First and foremost: THANK YOU ALL SO MUCH FOR SHOWING YOUR SUPPORT. It is exciting to see so many Coast Guardsmen and women, especially those on Active Duty, who are as fed up as I am with the rape epidemic in the Coast Guard and are willing to stand up and help end this problem. This gives me hope that one day the sexual abuse epidemic in the Coast Guard can be a thing of the past.
I am the Executive Director of the Military Rape Crisis Center, an organization that I founded while still on Active Duty with the Coast Guard so that I can help my fellow shipmates who been sexually victimized. My team and I can only do so much. We can help survivors recover from sexual violence and get them the benefits and support that they need and deserve. We can continue to advocate members of the Congress to help pass policies that would protect Coast Guardsmen and women that are raped. However all of this is after the fact. What we can not do is stop rape.
Only those that are wearing the uniform of the United States Coast Guard can end rape in the Coast Guard.

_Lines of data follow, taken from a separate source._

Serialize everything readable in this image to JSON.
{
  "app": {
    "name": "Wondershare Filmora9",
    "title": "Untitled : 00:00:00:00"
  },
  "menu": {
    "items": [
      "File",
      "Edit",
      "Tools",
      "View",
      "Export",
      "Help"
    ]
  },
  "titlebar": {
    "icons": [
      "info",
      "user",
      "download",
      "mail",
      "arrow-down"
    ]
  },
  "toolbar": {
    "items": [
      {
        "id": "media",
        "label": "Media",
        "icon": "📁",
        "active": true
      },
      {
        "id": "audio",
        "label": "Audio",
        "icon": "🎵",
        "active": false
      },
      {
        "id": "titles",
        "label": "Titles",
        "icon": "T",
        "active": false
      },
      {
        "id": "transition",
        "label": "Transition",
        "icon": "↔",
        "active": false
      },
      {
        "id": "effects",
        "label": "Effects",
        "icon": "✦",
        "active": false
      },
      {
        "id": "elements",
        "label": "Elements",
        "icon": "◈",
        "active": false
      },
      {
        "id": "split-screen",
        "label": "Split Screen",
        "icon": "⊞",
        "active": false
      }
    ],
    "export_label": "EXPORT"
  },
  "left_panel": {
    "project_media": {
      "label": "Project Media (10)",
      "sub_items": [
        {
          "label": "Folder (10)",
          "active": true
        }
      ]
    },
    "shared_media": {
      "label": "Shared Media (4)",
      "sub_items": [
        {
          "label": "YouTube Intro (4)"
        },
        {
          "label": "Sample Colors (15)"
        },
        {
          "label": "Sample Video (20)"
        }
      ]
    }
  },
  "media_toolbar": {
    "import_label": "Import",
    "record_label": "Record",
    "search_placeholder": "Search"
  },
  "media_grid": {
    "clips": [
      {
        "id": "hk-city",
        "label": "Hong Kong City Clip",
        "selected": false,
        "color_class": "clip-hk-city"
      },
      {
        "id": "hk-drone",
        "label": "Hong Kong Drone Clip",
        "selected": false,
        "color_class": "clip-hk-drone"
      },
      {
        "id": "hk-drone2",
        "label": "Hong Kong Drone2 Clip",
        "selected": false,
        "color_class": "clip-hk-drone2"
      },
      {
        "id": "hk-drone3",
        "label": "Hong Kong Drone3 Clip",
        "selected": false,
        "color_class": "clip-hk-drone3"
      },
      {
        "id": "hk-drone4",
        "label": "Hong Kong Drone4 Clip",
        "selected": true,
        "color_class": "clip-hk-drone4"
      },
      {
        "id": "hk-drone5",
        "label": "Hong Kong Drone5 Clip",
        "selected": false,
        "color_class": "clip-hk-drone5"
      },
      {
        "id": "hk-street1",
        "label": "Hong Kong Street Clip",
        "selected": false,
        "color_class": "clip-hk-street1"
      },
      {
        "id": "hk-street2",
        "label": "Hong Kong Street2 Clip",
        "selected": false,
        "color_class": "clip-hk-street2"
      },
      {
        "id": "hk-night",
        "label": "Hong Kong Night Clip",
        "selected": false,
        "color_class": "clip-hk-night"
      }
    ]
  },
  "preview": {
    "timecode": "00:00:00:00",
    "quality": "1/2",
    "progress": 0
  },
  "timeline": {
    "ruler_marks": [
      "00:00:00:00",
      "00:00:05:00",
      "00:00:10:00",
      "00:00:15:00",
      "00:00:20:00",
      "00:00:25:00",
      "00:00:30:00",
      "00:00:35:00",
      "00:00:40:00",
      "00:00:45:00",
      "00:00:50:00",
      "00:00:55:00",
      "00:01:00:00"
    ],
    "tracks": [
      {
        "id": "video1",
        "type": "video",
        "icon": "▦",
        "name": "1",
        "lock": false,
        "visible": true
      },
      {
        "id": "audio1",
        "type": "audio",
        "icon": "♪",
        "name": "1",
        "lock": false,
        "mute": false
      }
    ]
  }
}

If you are in the Coast Guard here are some ways you can make the Coast Guard a safer place by eliminating rape:
-Watch out for your shipmates. Make sure that one does not slip a date rape drug into a drink. If you are aware of someone that plans on using drugs to rape a member of the Coast Guard –or anybody at all- please speak out and report them.
-Speak Up: Even if you may never see a rape in progress you might hear jokes and language that is inappropriate and degrades women. When your shipmate tells a joke about rape, tell him it is not funny. Joking about rape or sexual violence isn’t being funny: he’s perpetuating rape culture. If you laugh right along with him – rather than calling him out, or even just making a point of not laughing — so are you.
-Support survivors. I can not tell you the numbers of Coast Guard rape survivors that came to me over the years afraid to report a rape because they have witnessed or heard of mistreatment of other Coast Guardsmen that reported rape and don’t want to be treated the same way. Every rape not reported out of fear of being retaliated against=a rapists that might rape again and hurt another Coast Guard member. Don’t be the reason why your shipmate do not report a rape. Support those that are brave enough to come forward. Be sensitive to their needs. If you witness others spreading hurtful rumors about a rape survivor speak up and put an end to it. It not only helps the rape survivor that so bravely came forward to report their assault but also help survivors in the future who might feel a bit more comfortable reporting an assault if they know that they would be treated fairly and with respect.
-Never blame the victim. Victim blaming is one of the most terrible things anyone can do, and if Coast Guard officers or those in leadership roles do it, the rest of the crew tend to think that it’s okay.
-Look out for your shipmates. Everyone has the right to go out, drink and have fun (assuming that they are of age). If you are out with a shipmate that might have had a bit too much to drink take them home. Don’t allow them to leave with a stranger or alone. If you witness someone trying to use alcohol as a tool to rape someone help protect the victim and report the offender.
-Don’t ever have sex with anyone against their will–No matter what. This might sound a bit obvious but since one in three women and one in ten men in the military are raped it sadly need to be mentioned.